INTRODUCTORY NOTE
IN the eighteenth chapter of “The Acts of the Apostles” an account is given of the founding by Paul of the Church of Corinth. At that time Corinth was a great seaport, with a cosmopolitan population and an apparently well-deserved reputation for immorality. Not long after Paul's departure, it appears that some members of the Church fell back into the evil ways of the place, and their brethren wrote to Paul for advice. Paul's reply, now lost, seems to have been misunderstood; and their answer, along with oral reports which had reached the apostle, called forth the first of the two extant epistles. This was written at Ephesus, probably in 54 A. D., though some scholars date it three or four years later.

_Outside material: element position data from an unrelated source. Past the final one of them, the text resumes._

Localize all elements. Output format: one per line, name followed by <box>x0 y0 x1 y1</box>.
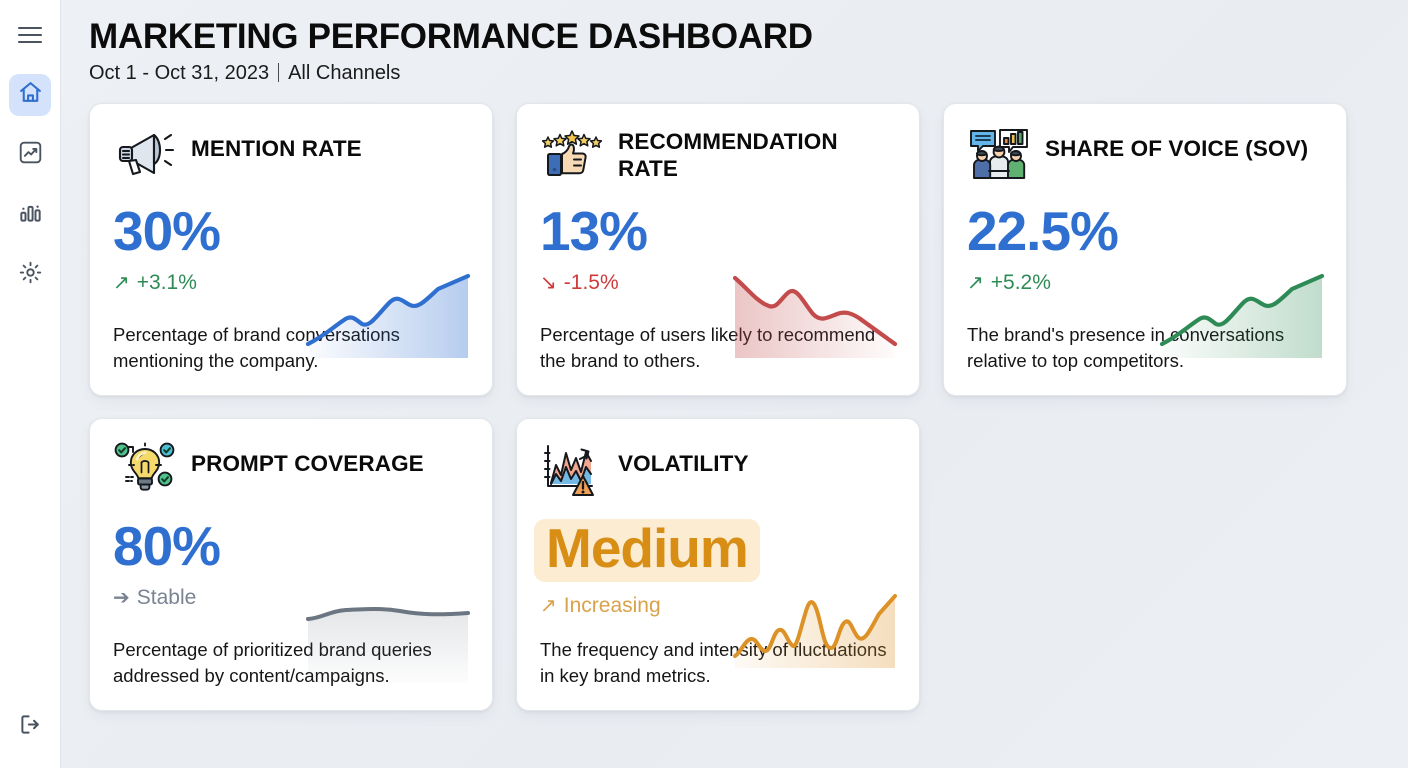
trending-up-icon <box>18 140 43 170</box>
main-content: MARKETING PERFORMANCE DASHBOARD Oct 1 - … <box>61 0 1408 768</box>
metric-trend: ↗ Increasing <box>540 594 760 618</box>
gear-icon <box>18 260 43 290</box>
trend-arrow-flat-icon: ➔ <box>113 587 130 610</box>
card-header: RECOMMENDATION RATE <box>540 126 897 188</box>
value-block: 80% ➔ Stable <box>113 515 221 610</box>
metric-trend: ↗ +3.1% <box>113 271 220 295</box>
card-title: SHARE OF VOICE (SOV) <box>1045 136 1309 162</box>
subtitle-separator <box>278 63 280 83</box>
volatility-warning-icon <box>540 441 604 499</box>
metric-value: 30% <box>113 200 221 263</box>
bar-chart-icon <box>18 200 43 230</box>
metric-value: 22.5% <box>967 200 1119 263</box>
megaphone-icon <box>113 126 177 184</box>
thumbs-up-stars-icon <box>540 126 604 184</box>
sidebar-item-menu[interactable] <box>9 16 51 58</box>
sidebar <box>0 0 61 768</box>
trend-label: Stable <box>136 586 197 610</box>
trend-arrow-up-icon: ↗ <box>540 595 557 618</box>
metric-value: Medium <box>534 519 760 583</box>
channel-filter-label: All Channels <box>288 62 401 85</box>
metric-trend: ➔ Stable <box>113 586 220 610</box>
sidebar-item-home[interactable] <box>9 74 51 116</box>
sidebar-item-trends[interactable] <box>9 134 51 176</box>
page-title: MARKETING PERFORMANCE DASHBOARD <box>89 17 813 56</box>
people-chat-chart-icon <box>967 126 1031 184</box>
card-body: 22.5% ↗ +5.2% <box>967 204 1324 295</box>
lightbulb-checks-icon <box>113 441 177 499</box>
recommendation-rate-sparkline <box>731 272 899 359</box>
card-header: MENTION RATE <box>113 126 470 188</box>
trend-label: -1.5% <box>563 271 619 295</box>
sidebar-item-analytics[interactable] <box>9 194 51 236</box>
value-block: Medium ↗ Increasing <box>534 519 760 618</box>
home-icon <box>18 80 43 110</box>
value-block: 22.5% ↗ +5.2% <box>967 200 1119 295</box>
card-header: PROMPT COVERAGE <box>113 441 470 503</box>
metric-value: 80% <box>113 515 221 578</box>
trend-label: +3.1% <box>136 271 197 295</box>
metric-card-share-of-voice[interactable]: SHARE OF VOICE (SOV) 22.5% ↗ +5.2% <box>943 103 1347 397</box>
card-title: MENTION RATE <box>191 136 362 162</box>
hamburger-icon <box>17 25 43 50</box>
volatility-sparkline <box>731 582 899 669</box>
card-body: 30% ↗ +3.1% <box>113 204 470 295</box>
metric-card-volatility[interactable]: VOLATILITY Medium ↗ Increasing <box>516 418 920 712</box>
metric-trend: ↘ -1.5% <box>540 271 647 295</box>
metric-card-grid: MENTION RATE 30% ↗ +3.1% <box>89 103 1384 712</box>
mention-rate-sparkline <box>304 272 472 359</box>
card-body: 80% ➔ Stable <box>113 519 470 610</box>
sidebar-item-logout[interactable] <box>9 706 51 748</box>
card-header: VOLATILITY <box>540 441 897 503</box>
sidebar-item-settings[interactable] <box>9 254 51 296</box>
card-title: VOLATILITY <box>618 451 749 477</box>
trend-arrow-up-icon: ↗ <box>967 272 984 295</box>
card-body: 13% ↘ -1.5% <box>540 204 897 295</box>
card-header: SHARE OF VOICE (SOV) <box>967 126 1324 188</box>
logout-icon <box>18 712 43 742</box>
trend-label: +5.2% <box>990 271 1051 295</box>
page-subtitle: Oct 1 - Oct 31, 2023 All Channels <box>89 62 1384 85</box>
date-range-label: Oct 1 - Oct 31, 2023 <box>89 62 270 85</box>
metric-card-recommendation-rate[interactable]: RECOMMENDATION RATE 13% ↘ -1.5% <box>516 103 920 397</box>
prompt-coverage-sparkline <box>304 597 472 684</box>
card-title: PROMPT COVERAGE <box>191 451 424 477</box>
metric-value: 13% <box>540 200 648 263</box>
metric-trend: ↗ +5.2% <box>967 271 1118 295</box>
card-body: Medium ↗ Increasing <box>534 519 897 618</box>
trend-arrow-up-icon: ↗ <box>113 272 130 295</box>
trend-label: Increasing <box>563 594 661 618</box>
share-of-voice-sparkline <box>1158 272 1326 359</box>
value-block: 30% ↗ +3.1% <box>113 200 221 295</box>
card-title: RECOMMENDATION RATE <box>618 129 838 182</box>
metric-card-mention-rate[interactable]: MENTION RATE 30% ↗ +3.1% <box>89 103 493 397</box>
trend-arrow-down-icon: ↘ <box>540 272 557 295</box>
metric-card-prompt-coverage[interactable]: PROMPT COVERAGE 80% ➔ Stable <box>89 418 493 712</box>
value-block: 13% ↘ -1.5% <box>540 200 648 295</box>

Our second epistle was sent from Macedonia, after Paul had been forced to flee from Ephesus, a few months after the date of the first. Like the first, it deals with scandals and divisions in the Corinthian Church, but rejoices over some matters on which its founder could offer congratulations. The more painful part of the letter, chapters X to XIII, is supposed by some to be part of an epistle coming between the first and the second.

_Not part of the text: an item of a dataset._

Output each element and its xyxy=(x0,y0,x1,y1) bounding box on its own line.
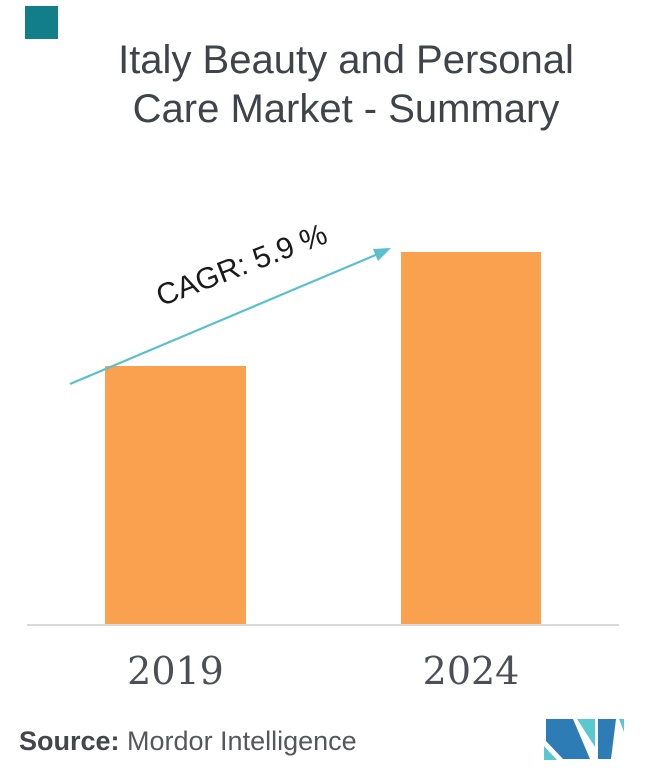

The two letters give a very vivid picture of the perils through which the infant church struggled in the midst of a vicious pagan society, before its fundamental principles were firmly grasped, and while opportunities abounded to be led astray by rival teachers. Paul addresses himself to the unpleasant task of discipline with straightforwardness and courage, yet with much tenderness; and in holding up to his converts the gospel as he conceived it, he rises to a pitch of sublime eloquence.